Wait. Shouldn't it be get on your backside? I hear of these writers who work standing up and I've even been hearing of ones who write at a stand-up desk while walking on a treadmill. I need to sit down.

Listen, so far this year I've written more than a quarter of a million words and they've all been published or are in the process of being published. I'm obviously a bit pleased with that because I can't measure quality but I can feel the width. But in the middle of the very busiest point, I had an idea.

Saturday 25 May. I'm on the bus going over to see my mother.

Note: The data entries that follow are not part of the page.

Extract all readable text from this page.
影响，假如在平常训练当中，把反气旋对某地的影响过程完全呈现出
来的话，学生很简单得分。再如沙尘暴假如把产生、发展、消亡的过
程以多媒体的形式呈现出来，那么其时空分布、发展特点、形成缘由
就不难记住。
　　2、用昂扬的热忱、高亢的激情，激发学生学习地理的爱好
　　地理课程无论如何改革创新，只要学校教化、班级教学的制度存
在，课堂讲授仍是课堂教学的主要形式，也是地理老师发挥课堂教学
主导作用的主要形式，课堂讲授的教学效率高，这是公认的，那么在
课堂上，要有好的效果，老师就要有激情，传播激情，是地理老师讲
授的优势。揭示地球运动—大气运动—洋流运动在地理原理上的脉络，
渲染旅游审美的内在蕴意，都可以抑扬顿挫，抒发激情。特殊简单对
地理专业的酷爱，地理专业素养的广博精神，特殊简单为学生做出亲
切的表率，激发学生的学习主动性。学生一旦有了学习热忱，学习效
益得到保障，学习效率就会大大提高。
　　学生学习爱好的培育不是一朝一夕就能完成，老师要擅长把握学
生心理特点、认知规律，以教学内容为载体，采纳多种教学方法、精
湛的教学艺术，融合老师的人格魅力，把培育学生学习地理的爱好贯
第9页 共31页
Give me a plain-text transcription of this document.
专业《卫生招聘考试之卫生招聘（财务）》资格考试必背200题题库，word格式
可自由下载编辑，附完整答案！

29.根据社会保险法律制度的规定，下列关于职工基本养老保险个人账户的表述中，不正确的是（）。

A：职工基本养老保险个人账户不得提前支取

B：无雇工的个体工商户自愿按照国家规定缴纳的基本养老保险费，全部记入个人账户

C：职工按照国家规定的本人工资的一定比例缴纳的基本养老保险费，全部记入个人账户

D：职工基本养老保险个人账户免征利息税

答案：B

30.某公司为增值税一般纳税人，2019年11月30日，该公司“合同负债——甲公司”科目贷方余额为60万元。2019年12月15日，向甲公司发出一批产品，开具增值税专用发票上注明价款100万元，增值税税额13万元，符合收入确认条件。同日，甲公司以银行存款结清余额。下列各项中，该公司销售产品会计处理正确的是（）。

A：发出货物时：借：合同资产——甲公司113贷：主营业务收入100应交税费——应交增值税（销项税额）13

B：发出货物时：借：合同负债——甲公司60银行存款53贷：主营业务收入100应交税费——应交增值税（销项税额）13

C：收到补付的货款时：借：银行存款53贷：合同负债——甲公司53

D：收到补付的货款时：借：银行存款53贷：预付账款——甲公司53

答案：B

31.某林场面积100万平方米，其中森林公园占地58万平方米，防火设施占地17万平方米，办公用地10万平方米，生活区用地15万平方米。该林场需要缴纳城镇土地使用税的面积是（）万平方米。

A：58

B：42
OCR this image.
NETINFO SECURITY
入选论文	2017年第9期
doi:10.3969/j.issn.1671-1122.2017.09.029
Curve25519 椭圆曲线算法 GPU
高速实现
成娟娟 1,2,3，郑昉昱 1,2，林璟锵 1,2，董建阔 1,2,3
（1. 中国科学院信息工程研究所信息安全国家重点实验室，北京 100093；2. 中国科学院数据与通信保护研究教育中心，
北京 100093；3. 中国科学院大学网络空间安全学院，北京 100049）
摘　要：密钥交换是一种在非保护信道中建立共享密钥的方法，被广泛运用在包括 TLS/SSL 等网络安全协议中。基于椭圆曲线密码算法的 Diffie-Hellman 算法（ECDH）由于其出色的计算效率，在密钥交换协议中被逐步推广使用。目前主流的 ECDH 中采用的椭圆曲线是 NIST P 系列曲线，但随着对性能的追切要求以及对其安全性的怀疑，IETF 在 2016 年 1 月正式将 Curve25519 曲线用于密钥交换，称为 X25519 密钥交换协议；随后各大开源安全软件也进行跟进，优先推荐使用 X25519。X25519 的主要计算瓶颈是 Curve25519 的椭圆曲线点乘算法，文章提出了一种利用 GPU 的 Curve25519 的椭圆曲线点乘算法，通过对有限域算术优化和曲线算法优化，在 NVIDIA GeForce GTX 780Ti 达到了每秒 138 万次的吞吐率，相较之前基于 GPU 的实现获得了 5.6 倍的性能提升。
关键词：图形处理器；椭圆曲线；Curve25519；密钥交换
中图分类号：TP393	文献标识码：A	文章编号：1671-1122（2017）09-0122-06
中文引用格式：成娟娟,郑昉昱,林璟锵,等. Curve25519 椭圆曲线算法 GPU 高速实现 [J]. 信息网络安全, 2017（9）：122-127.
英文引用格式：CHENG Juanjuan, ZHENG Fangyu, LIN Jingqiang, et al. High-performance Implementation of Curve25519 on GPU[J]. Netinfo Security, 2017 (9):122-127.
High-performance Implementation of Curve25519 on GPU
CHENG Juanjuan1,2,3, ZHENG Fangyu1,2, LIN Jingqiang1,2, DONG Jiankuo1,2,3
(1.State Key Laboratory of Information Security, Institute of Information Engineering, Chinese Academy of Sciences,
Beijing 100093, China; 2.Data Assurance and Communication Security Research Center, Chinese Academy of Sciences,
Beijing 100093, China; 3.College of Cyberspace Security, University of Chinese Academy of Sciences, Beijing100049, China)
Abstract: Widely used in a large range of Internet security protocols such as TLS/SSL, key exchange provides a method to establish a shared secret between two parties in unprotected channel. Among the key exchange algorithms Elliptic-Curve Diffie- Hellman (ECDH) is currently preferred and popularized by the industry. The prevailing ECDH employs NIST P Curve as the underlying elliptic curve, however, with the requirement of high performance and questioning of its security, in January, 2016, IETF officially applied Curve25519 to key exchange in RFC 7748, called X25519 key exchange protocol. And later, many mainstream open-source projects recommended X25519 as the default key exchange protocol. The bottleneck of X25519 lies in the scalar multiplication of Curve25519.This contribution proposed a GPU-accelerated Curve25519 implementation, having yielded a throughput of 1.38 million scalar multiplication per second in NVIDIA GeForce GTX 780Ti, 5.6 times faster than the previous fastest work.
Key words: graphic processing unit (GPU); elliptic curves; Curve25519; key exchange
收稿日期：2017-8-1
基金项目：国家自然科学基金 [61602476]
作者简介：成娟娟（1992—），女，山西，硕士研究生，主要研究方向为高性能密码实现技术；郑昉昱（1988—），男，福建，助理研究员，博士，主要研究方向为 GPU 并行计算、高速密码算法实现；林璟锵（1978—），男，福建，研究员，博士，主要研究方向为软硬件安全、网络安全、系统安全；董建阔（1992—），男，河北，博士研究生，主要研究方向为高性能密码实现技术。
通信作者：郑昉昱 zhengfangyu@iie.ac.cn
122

Slightly bleary, slightly dazed: I'm writing the biggest and most complex book I've ever done and I've just been doing a long Doctor Who script and a short Birmingham Rep one. I was noodling on how I wouldn't have been able to do that before. Creatively, it was all new to me and I was reaching into new areas. But also just physically managing the volume of it all: that was new too. And I realised that there are things I've learnt about writing to deadlines and slicing your time up that had made this hectic time possible. Conceivable.

They'd also made it quite fun. Still daunting, but fun. I don't think I would've been capable of enjoying it a few years ago.

"That's a good idea for a book," I thought.

"Pardon?" said a woman sitting next to me.

"There are so many books about creative writing," I said. "Somebody should write one about doing it all productively, about the business of writing and of how to get things done without collapsing. Something about when you sit down at that glowing blank screen and don't know what to write next or are having to clutch your chest with anxiety about a deadline."

"I think this is my stop," she said.

It is a good idea. I'd buy that book. I mean, obviously I couldn't write it, I was far too busy.

But I did have my iPad with me on the bus.

So I wrote 1,000 words about the idea.

When I started writing there, it was meant to be a kind of prose sketch of the idea: a piece about what the book would be about, a piece that tested for me whether there was enough here to do a book. When I had reached my mother's place, I'd ended up with a book introduction. I emailed the text to Angela and a wee while later, she emailed back saying she loved it but I did have a typo on line three. Praise, encouragement and an eagle eye. Fantastic.

Obviously I couldn't write the book, I was far too busy.

Besides, if you're going to write about being productive, I think you have to be productive. You're rather beholden to that. You have to get on with it.

So.

Ninety-six days later, I had a proof paperback copy in my hands. "The Blank Screen: Productivity for Creative Writers".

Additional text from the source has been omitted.